Cancer cells induce metastasis-supporting neutrophil extracellular DNA traps
Menée in vitro et à l'aide de modèles murins de cancer du sein, cette étude met en évidence des mécanismes par lesquels, en induisant la formation de pièges extracellulaires des neutrophiles, des cellules tumorales disséminées favorisent le processus métastatique
Neutrophil extracellular traps, or NETs, are DNA structures that are produced by neutrophils in response to infection and can promote the spread of cancer in the presence of infection. Park et al. discovered that even in the absence of infection, metastatic breast cancer cells can stimulate neutrophils to form NETs, which further support the spread of metastasis. The authors also demonstrated an approach to breaking this vicious cycle using nanoparticles coated with DNase I, an enzyme that breaks down DNA NETs. This treatment was effective in reducing lung metastases in mice, demonstrating the potential of NETs as a therapeutic target. Neutrophils, the most abundant type of leukocytes in blood, can form neutrophil extracellular traps (NETs). These are pathogen-trapping structures generated by expulsion of the neutrophil’s DNA with associated proteolytic enzymes. NETs produced by infection can promote cancer metastasis. We show that metastatic breast cancer cells can induce neutrophils to form metastasis-supporting NETs in the absence of infection. Using intravital imaging, we observed NET-like structures around metastatic 4T1 cancer cells that had reached the lungs of mice.
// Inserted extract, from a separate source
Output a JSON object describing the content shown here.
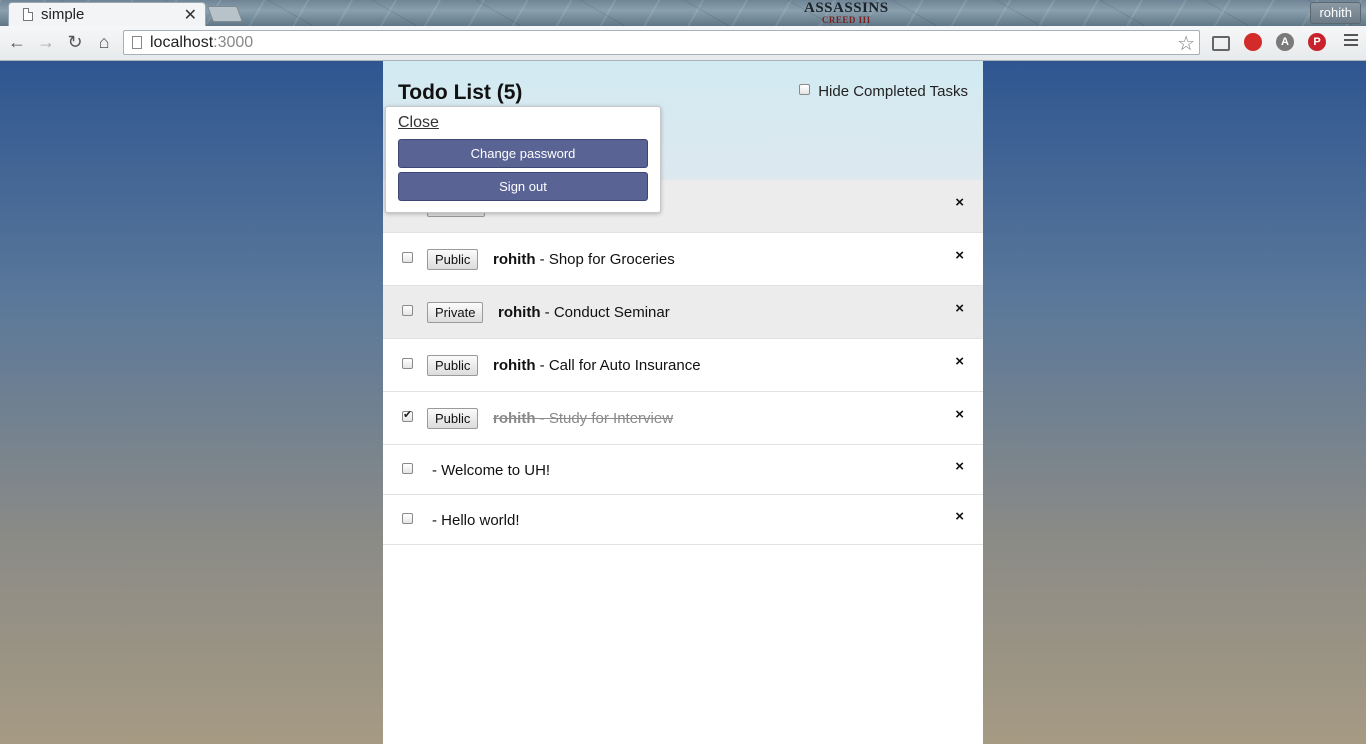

We also found NETs in clinical samples of triple-negative human breast cancer. The formation of NETs stimulated the invasion and migration of breast cancer cells in vitro. Inhibiting NET formation or digesting NETs with deoxyribonuclease I (DNase I) blocked these processes. Treatment with NET-digesting, DNase I–coated nanoparticles markedly reduced lung metastases in mice. Our data suggest that induction of NETs by cancer cells is a previously unidentified metastasis-promoting tumor-host interaction and a potential therapeutic target.